Birla Cotsyn has revised its price band downward to Rs 12 to Rs 14 and also extended its closing date now to 9th July, 2008 due to poor response evoked by the issue. However, we continue with our analysis and maintain that it is not worth even at par.
Birla Cotsyn is entering the capital market on 30th June 08 with a public issue of Rs.144.18 crores and after making reservation for promoters (Rs.36.65 crores) and employees (Rs.7.25 crores) the size of net public issue is Rs.100.28 crores. It looks doubtful that employees would be subscribing to the issue and hence public issue size could be Rs.108 crores.
While analyzing a company like this, you fail to understand whether you should praise the courage of the BRLM or the promoters to come out with such a poor issue. It does not deserve a par tag, forget a band of Rs.15 to Rs.18 per share!
The company belongs to Yash Birla and P. B. Bhardwaj Group (PBG). Though investors are familiar and have burnt their fingers with Yash Birla Group, track record of PBG is not known. The promoters of the company have been litigating with 420 cases, either having filed by them or against them.
Though the company has been in existence for the last over 65 years, the textile business commenced only in August 2006, when it acquired 18,304 spindles of Khamgaon Syntex (I) Ltd and started manufacturing synthetic yarn. Financial performance of the company was pathetic to talk of least. Till FY 06, topline never crossed Rs.4 crores while bottomline never crossed Rs.30 lakhs. During FY 07, topline was Rs.55 crores, while bottomline was Rs.2.57 crores. First 9 months of FY 08 had topline of Rs.63 crores, while PAT was Rs.2.52 crores. This results in an EPS of less than Rs.2 on equity of Rs.13.62 crores.

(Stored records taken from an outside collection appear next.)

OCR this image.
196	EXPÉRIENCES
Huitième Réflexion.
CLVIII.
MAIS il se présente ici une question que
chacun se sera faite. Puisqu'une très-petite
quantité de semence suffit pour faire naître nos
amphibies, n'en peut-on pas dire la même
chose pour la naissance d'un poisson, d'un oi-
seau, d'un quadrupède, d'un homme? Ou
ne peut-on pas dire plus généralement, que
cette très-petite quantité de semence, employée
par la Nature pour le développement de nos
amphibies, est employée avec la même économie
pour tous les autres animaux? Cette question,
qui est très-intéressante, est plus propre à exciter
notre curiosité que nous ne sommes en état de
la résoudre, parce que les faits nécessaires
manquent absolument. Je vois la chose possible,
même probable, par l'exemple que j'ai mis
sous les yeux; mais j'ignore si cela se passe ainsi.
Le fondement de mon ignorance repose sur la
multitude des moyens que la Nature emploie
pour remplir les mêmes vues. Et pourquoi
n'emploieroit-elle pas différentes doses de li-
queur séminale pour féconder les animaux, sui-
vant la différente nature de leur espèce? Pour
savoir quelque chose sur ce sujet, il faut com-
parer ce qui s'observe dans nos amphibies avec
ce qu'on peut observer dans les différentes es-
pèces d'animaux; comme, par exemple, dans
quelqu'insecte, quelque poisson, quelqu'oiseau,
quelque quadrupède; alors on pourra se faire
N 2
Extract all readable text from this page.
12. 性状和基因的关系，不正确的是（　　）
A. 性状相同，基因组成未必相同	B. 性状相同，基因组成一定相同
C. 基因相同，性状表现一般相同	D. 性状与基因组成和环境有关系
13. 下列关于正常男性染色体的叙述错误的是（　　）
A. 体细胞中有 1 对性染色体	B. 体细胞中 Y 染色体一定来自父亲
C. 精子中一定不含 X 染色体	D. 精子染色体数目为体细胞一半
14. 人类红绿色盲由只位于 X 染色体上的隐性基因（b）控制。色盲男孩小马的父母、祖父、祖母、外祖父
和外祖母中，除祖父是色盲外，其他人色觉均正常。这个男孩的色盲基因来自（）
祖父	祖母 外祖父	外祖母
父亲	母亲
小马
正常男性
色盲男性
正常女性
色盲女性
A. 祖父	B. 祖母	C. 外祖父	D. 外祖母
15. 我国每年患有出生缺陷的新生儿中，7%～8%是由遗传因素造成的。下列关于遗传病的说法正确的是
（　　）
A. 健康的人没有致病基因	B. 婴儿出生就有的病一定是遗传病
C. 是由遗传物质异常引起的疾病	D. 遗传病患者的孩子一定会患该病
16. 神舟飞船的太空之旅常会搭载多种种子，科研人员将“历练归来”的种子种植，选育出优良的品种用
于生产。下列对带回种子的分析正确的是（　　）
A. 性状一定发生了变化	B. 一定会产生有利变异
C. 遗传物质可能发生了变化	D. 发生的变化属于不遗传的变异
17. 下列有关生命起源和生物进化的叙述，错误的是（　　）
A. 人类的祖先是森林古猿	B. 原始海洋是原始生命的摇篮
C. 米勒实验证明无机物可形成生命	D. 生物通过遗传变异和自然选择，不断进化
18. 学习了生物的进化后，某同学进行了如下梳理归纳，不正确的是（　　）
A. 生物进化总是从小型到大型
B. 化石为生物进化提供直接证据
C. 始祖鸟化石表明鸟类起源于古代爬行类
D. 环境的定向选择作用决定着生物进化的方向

The company has now taken up capex of Rs.320 crores, for setting up 36,000 cotton spindles, 1,728 Rotors, 114 Looms as also Dyeing and Processing unit in three phases. It seems as if the whole capex has been chalked out and structured on a very low scale, having high debt component with long gestation.
Presently, all the textile stock having capacity of almost over 5 times and very good profitability are ruling at a PE of 4 - 5 times. This is despite the fact that these companies are having integrated and well balanced model The present equity of the company of Rs.13.61 crores would rise to Rs.94 crores even if price band gets discovered at the upper band or to Rs.110 crores at the lower band. How will a company be able to post even a moderate level of operation?
Also, PBG has its company Polytex Ltd. and financial performance of this company is not furnished in the performance of Group Companies.
The company has all the concerns about project viability, promoter's track record, industry prospects, size of the project and market perceptions. Even par tag could be termed as expensive. So, where is the question of contemplating investment even at the lower band of Rs.15 per share?